Unfortunately, it turns out that the channel mechanisms (e.g.,
co.paralleluniverse.strands.channels.SingleConsumerQueueChannel
) in Quasar
Actors somehow trigger the Quasar core to employ park
calls in between the
message receivers and that predominantly consumes the majority of the fiber
runtime.
Observing that fiber implementations perform superior compared to standard Java Threads is nothing new. However, seeing Quasar Fibers showing up impressive performance is not something I was expecting, considering that the project is in its very early stages.
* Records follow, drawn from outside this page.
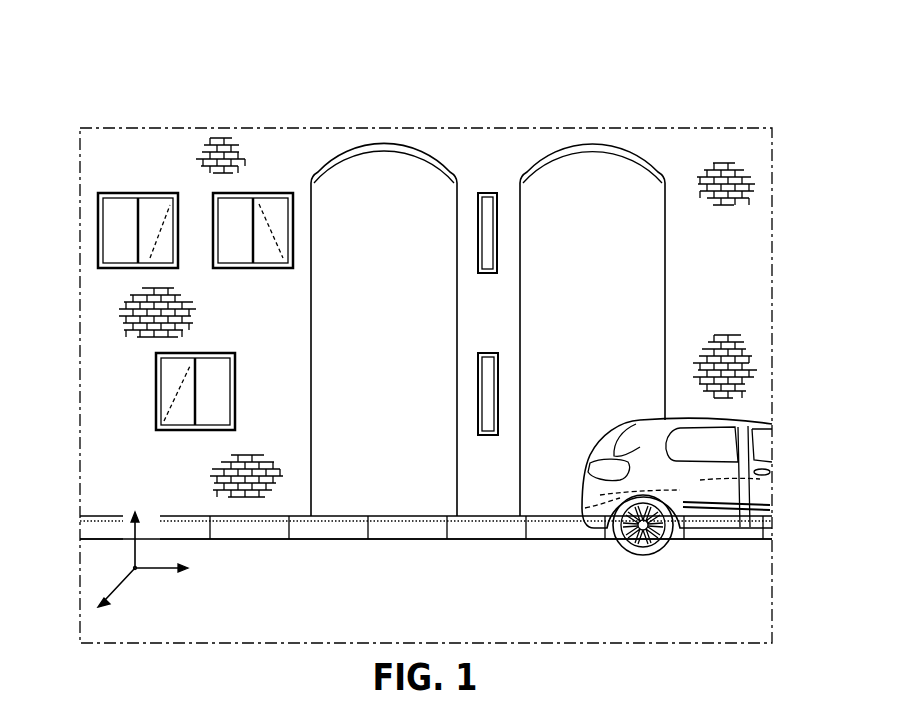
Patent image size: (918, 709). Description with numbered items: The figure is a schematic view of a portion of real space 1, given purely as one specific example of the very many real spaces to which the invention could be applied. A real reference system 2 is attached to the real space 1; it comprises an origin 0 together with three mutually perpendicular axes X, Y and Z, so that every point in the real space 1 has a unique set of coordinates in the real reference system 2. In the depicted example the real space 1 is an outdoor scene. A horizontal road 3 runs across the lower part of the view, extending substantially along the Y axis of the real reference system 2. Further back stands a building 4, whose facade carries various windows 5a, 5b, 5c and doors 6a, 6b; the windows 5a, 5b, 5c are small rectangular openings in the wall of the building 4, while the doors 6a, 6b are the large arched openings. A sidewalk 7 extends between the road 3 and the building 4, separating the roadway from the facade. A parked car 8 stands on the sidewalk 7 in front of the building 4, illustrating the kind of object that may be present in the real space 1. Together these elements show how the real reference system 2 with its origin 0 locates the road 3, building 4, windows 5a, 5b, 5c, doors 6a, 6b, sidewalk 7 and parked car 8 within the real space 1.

The real space 1 is at (748, 156).
The origin 0 is at (133, 568).
The real reference system 2 is at (117, 585).
The road 3 is at (746, 624).
The building 4 is at (710, 142).
The window 5a is at (120, 192).
The window 5b is at (275, 192).
The window 5c is at (155, 403).
The door 6a is at (437, 163).
The door 6b is at (640, 160).
The sidewalk 7 is at (100, 532).
The parked car 8 is at (760, 452).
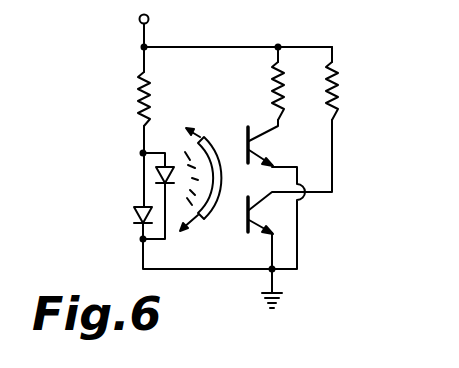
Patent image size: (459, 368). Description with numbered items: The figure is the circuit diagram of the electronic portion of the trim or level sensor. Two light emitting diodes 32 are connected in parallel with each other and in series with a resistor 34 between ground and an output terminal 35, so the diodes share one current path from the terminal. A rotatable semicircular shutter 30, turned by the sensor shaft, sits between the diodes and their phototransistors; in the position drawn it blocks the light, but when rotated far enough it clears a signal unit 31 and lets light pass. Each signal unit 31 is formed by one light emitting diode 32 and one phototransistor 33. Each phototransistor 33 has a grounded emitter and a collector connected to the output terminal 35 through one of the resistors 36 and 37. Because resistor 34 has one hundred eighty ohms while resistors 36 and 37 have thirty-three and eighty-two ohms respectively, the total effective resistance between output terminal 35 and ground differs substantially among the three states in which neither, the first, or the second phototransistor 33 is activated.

The shutter 30 is at (207, 218).
The signal unit 31 is at (115, 61).
The light emitting diode 32 is at (160, 175).
The phototransistor 33 is at (262, 195).
The resistor 34 is at (140, 114).
The output terminal 35 is at (149, 19).
The resistor 36 is at (275, 92).
The resistor 37 is at (336, 98).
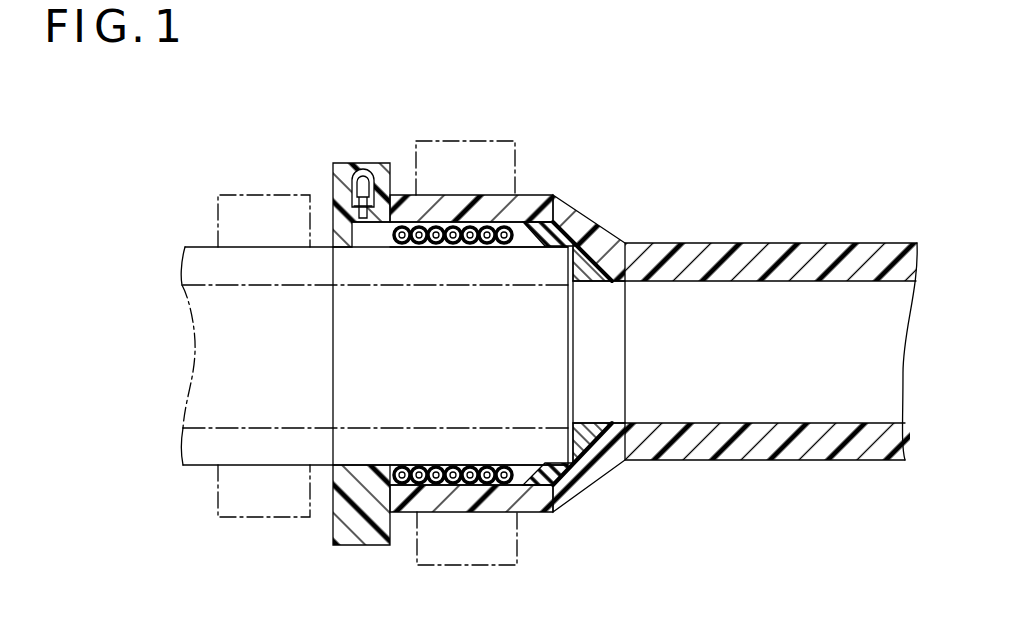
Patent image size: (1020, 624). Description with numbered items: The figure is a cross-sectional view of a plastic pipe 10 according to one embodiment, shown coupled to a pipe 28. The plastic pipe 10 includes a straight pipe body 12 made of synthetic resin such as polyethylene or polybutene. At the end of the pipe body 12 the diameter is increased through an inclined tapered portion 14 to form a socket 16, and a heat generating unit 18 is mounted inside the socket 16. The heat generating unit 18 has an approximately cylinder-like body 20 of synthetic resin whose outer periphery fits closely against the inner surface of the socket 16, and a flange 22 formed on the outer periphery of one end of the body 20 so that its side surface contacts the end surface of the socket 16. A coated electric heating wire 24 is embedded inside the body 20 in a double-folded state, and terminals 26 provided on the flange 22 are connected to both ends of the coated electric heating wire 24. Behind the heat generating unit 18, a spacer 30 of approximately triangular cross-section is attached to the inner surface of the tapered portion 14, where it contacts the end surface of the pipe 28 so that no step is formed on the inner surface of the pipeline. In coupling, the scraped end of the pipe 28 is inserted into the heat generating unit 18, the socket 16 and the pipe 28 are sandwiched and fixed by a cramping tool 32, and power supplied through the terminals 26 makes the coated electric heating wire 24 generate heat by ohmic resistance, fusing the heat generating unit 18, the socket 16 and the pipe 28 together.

The plastic pipe 10 is at (339, 47).
The pipe body 12 is at (785, 220).
The tapered portion 14 is at (593, 225).
The socket 16 is at (521, 195).
The heat generating unit 18 is at (325, 211).
The body 20 is at (525, 243).
The flange 22 is at (390, 168).
The coated electric heating wire 24 is at (462, 243).
The terminals 26 is at (362, 172).
The pipe to be coupled 28 is at (198, 455).
The spacer 30 is at (597, 281).
The cramping tool 32 is at (223, 195).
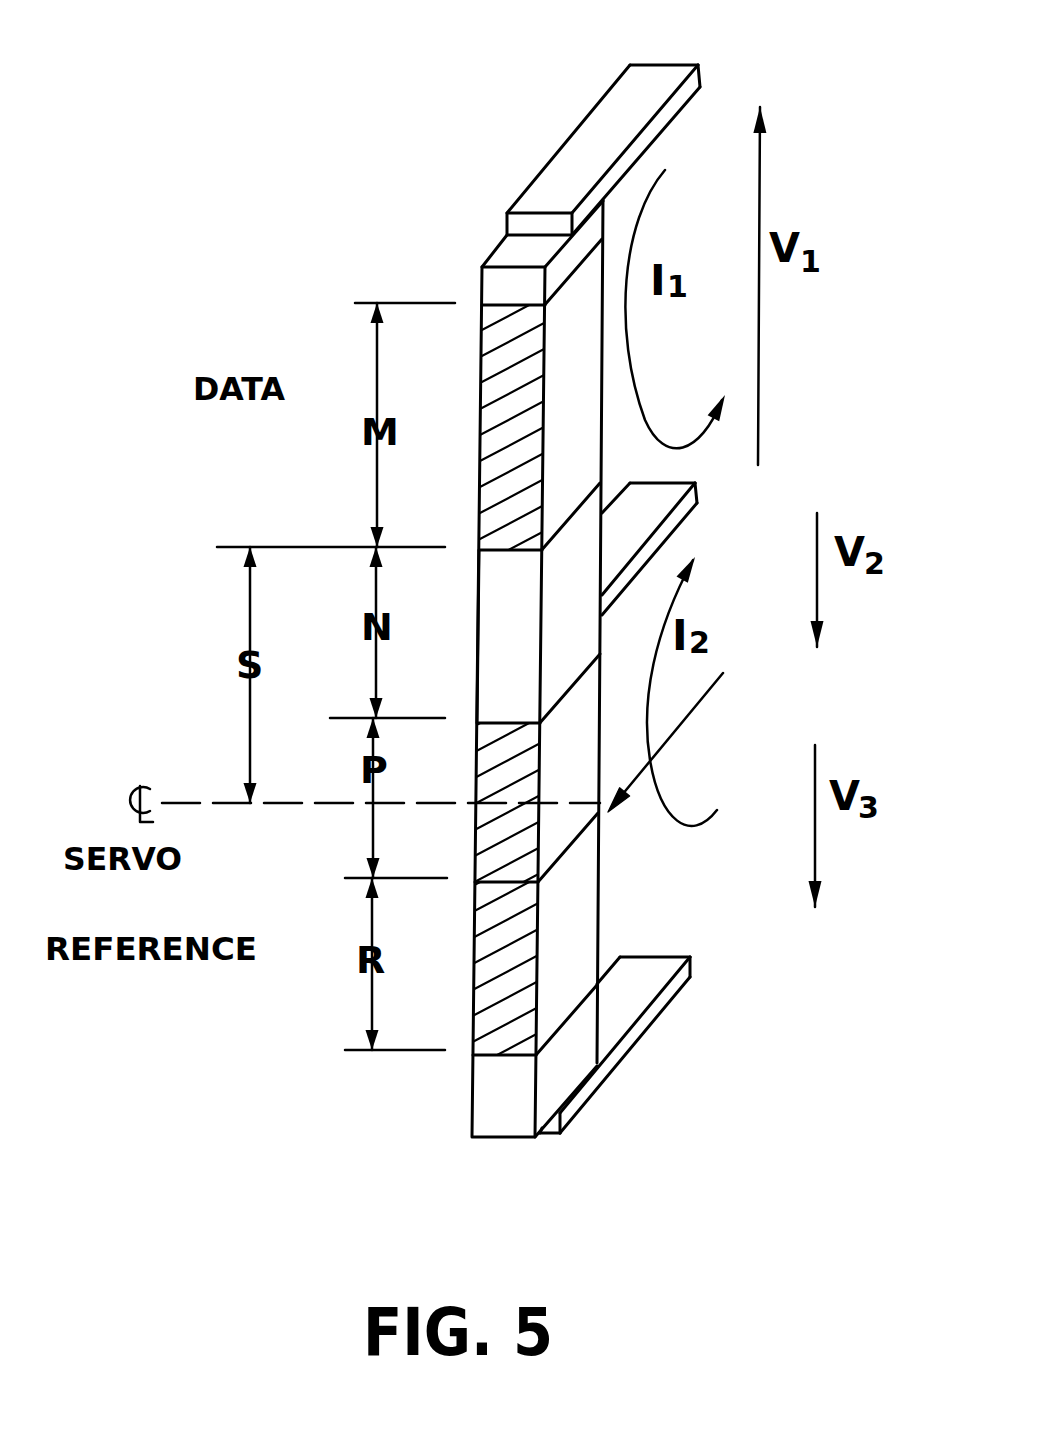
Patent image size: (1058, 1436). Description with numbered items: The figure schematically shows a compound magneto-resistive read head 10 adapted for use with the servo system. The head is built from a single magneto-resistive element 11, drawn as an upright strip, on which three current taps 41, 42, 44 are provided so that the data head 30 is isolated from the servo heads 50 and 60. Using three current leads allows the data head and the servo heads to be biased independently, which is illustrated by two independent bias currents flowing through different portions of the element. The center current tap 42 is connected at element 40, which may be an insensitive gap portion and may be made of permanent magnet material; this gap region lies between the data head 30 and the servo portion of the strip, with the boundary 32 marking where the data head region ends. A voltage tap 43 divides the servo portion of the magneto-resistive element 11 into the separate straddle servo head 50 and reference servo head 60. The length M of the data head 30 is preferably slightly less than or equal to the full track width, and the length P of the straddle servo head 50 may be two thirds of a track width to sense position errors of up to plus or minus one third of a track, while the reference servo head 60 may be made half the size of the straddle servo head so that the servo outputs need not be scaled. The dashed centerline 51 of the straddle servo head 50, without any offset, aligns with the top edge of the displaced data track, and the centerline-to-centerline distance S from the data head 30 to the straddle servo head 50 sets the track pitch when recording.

The compound magneto-resistive read head 10 is at (432, 185).
The magneto-resistive element 11 is at (570, 900).
The data head 30 is at (479, 415).
The boundary of data region 32 is at (480, 550).
The insensitive gap portion 40 is at (479, 647).
The current tap 41 is at (700, 68).
The center current tap 42 is at (697, 483).
The voltage tap 43 is at (692, 710).
The current tap 44 is at (670, 957).
The straddle servo head 50 is at (473, 847).
The centerline of straddle servo head 51 is at (317, 803).
The reference servo head 60 is at (472, 982).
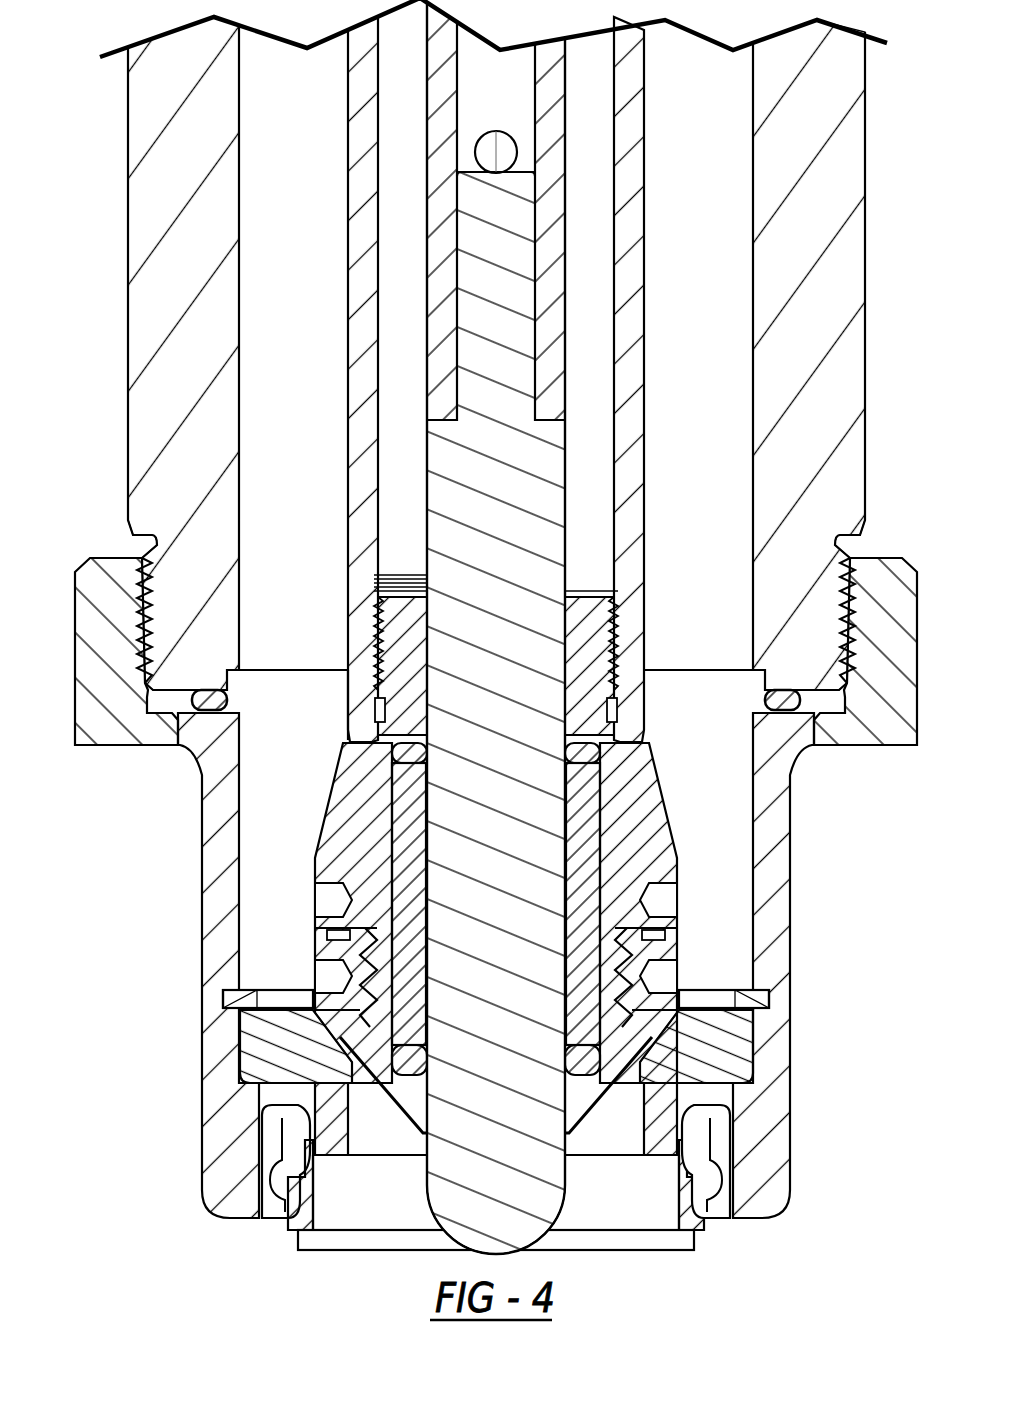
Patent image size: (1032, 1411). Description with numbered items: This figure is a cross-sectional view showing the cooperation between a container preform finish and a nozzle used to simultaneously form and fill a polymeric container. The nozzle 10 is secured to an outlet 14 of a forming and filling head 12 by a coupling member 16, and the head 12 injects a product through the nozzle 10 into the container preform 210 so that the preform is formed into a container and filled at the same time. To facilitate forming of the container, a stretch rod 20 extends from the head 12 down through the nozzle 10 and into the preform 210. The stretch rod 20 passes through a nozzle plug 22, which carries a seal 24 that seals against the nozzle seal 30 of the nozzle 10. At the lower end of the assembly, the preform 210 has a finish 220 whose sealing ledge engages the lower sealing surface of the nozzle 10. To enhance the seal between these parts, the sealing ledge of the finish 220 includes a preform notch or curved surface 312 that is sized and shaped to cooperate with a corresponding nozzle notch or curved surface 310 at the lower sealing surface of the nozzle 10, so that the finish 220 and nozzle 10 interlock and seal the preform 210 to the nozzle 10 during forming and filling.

The nozzle 10 is at (217, 820).
The forming and filling head 12 is at (150, 308).
The outlet 14 is at (287, 673).
The coupling member 16 is at (100, 633).
The stretch rod 20 is at (530, 478).
The nozzle plug 22 is at (343, 837).
The seal 24 is at (343, 1015).
The nozzle seal 30 is at (255, 1050).
The container preform 210 is at (385, 1247).
The finish 220 is at (293, 1218).
The nozzle notch or curved surface 310 is at (287, 1117).
The preform notch or curved surface 312 is at (293, 1178).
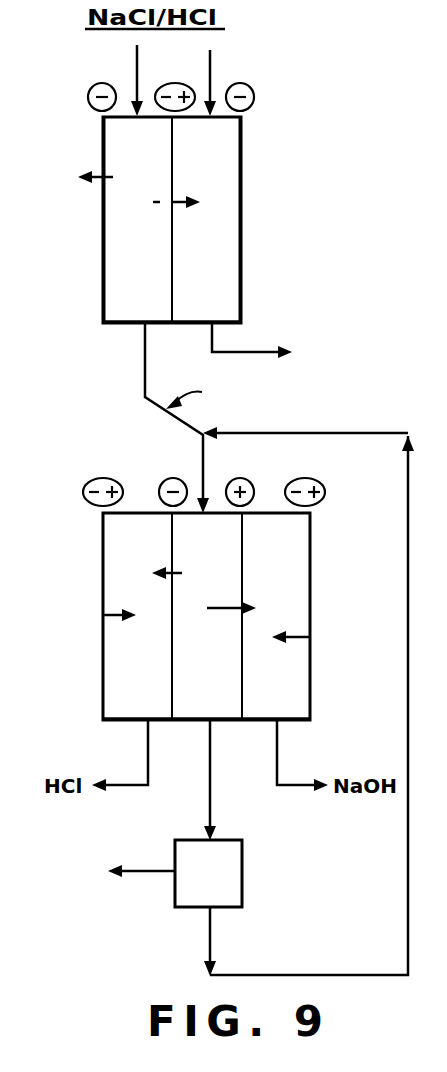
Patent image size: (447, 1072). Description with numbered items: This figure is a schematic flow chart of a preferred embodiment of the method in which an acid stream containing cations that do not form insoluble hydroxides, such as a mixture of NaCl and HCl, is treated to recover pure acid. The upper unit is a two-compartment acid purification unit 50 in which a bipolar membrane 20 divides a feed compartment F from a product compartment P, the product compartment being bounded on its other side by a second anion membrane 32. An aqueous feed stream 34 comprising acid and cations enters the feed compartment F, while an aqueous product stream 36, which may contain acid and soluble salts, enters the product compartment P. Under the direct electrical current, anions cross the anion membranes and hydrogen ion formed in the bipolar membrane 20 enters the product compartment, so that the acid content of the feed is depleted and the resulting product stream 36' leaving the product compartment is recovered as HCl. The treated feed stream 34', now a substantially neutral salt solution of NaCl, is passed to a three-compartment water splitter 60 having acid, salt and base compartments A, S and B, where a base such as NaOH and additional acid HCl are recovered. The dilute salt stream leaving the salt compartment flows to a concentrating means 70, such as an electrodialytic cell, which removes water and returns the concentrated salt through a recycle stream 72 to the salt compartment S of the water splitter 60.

The bipolar membrane 20 is at (172, 148).
The second anion membrane 32 is at (103, 143).
The aqueous feed stream 34 is at (110, 78).
The aqueous product stream 36 is at (238, 76).
The 2-compartment acid purification unit 50 is at (274, 176).
The treated feed stream 34' is at (169, 418).
The resulting product stream 36' is at (274, 332).
The 3-compartment water splitter 60 is at (336, 638).
The means of concentrating the dilute salt stream 70 is at (226, 886).
The recycle stream 72 is at (408, 513).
That being said, it appears that channels in Quasar Actors have a certain room for improvement and might borrow some ideas from its Akka counterpart. In the overall, both fiber implementations show stable and noteworthy performance figures and stand as a perfect standard Java Thread replacement for a considerable amount of use cases.